CJIA expansion will not meet December deadline
--Edghill optimistic of new Easter 2022 deadline
By Isanella Patoir
The ongoing expansion works at the Cheddi Jagan International Airport (CJIA) will not meet its December 31, 2021, deadline, Minister of Public Works Juan Edghill told reporters on Sunday.
The delay is due largely to the shipping problems caused by the global COVID-19 pandemic. The minister assured that this is not an excuse but it is the reality of the situation. He noted that a number of works at the airport are awaiting materials to be shipped from China.
“We had a little delay and we may not get everything in place for December 31, 2021, and that’s largely due to shipping and the challenges of shipping as it relates to COVID and this is not only the airport but several projects.
“Realistically with all of the delays, early 2022 – I will say optimistically and I am working towards that and I am pushing towards that – the latest Easter 2022, we should be able to conclude everything done here at the airport,” Minister Edghill stated.
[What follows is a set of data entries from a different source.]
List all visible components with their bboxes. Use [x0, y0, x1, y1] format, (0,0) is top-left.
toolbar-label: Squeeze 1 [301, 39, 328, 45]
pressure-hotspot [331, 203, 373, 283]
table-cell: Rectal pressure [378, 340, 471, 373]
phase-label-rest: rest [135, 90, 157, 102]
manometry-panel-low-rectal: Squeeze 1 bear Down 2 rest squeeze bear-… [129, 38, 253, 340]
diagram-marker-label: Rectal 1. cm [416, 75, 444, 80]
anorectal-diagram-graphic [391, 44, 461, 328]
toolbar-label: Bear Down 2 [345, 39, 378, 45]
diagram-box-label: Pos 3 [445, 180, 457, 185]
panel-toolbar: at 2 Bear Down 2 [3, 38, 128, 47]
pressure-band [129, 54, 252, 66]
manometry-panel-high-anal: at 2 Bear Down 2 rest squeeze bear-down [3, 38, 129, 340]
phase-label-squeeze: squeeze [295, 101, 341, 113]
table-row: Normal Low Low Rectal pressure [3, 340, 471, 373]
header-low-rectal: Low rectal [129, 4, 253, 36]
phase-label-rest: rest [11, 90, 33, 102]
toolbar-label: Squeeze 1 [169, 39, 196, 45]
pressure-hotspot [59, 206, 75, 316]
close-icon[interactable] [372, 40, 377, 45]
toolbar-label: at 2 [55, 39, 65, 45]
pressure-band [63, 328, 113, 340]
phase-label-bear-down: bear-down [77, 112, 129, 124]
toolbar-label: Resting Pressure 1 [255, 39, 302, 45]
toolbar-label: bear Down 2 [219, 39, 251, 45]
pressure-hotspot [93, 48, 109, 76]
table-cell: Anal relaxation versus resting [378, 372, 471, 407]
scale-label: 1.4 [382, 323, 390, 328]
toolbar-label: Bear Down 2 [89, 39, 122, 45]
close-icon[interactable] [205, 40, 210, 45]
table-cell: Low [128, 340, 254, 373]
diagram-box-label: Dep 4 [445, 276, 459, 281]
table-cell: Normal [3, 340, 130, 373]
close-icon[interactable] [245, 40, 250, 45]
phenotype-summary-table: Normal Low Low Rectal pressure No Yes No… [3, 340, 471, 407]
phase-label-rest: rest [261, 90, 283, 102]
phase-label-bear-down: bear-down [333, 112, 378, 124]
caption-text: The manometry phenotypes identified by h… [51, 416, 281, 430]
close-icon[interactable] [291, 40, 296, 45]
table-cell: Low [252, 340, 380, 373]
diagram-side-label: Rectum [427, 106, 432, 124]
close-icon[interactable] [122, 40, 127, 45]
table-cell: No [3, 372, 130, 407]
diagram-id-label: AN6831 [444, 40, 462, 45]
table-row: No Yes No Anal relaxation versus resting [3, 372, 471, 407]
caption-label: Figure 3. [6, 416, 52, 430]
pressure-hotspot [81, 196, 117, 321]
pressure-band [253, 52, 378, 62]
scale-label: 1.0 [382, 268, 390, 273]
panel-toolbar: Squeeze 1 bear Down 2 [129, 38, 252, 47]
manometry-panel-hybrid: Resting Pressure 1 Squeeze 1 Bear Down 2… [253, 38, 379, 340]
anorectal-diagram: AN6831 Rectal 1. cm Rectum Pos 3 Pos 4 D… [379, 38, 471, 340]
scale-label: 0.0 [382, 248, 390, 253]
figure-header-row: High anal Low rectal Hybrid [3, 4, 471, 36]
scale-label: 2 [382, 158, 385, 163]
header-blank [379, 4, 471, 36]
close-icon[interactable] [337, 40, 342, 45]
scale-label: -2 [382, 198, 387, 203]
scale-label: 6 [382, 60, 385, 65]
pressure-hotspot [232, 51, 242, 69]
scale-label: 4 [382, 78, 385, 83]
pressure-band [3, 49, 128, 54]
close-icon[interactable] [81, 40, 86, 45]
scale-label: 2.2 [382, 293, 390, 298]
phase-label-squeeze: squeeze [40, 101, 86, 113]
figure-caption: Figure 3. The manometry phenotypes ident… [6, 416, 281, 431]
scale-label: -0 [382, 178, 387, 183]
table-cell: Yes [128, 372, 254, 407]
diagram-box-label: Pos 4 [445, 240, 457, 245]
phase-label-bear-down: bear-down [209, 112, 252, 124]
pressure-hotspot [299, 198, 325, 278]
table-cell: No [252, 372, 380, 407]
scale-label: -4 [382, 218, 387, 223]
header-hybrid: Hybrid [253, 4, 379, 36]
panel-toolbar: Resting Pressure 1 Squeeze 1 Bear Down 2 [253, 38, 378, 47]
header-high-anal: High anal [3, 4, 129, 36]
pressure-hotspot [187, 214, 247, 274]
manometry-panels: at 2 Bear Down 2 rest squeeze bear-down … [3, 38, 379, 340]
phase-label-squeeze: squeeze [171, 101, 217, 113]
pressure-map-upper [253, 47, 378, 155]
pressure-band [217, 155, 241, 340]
The US$150 million expansion project is being executed by China Harbour Engineering Corporation (CHEC). The company came under fire last year after an assessment found a number of inefficiencies with the works being carried out.
The expansion project started in January 2013 but over the past few years the project was delayed due to the remodeling and reviewing by the previous APNU+AFC government. The project was subsequently suspended during the period January 2013 to May 2015, since no budget allocations were approved by Parliament. CHECH further claimed that in 2019, the project was yet again affected by the General and Regional Elections of 2020; this was followed by the effects of the COVID-19 pandemic, which significantly reduced the company’s workforce.
Once completed, the airport should have an extended runway, taxiways, and aprons with a capacity for eight standing aircraft with facilities for eight air bridges.
Edghill stated on Sunday that the China International Marine Containers Ltd (CIMC) will be supplying the air bridges through its local agent, Total Solutions.
“We went directly to the supplier for the purchase of the air bridges, CIMC has supplied more than 7000 air bridges to more than 300 airports including to the USA, Canada, Chile, and other parts of Latin America and our region,” Edghill said.
According to the Works Minister, safety at CJIA and the country’s airspace have been boosted significantly, but much more needs to be done in the industry in order to sustain it.
“A skilled workforce with competencies to match emerging technologies, a progressive regulatory environment, and partnerships for safety are requisite enablers,” Edghill explained.
The Public Works Minister also stated that the Automatic Dependent Surveillance-Broadcast (ADS-B) project which was rolled out in 2014 is now being utilised in the domestic aviation sector.
So far, 29 air traffic controllers were trained and enhanced their skills to expand Air Traffic Surveillance Service using ADS-B. Guyana now has six ADS-B ground stations located at Timehri, Annai, Kaieteur, Port Kaituma, Kamarang and recently, the Liza Destiny FPSO.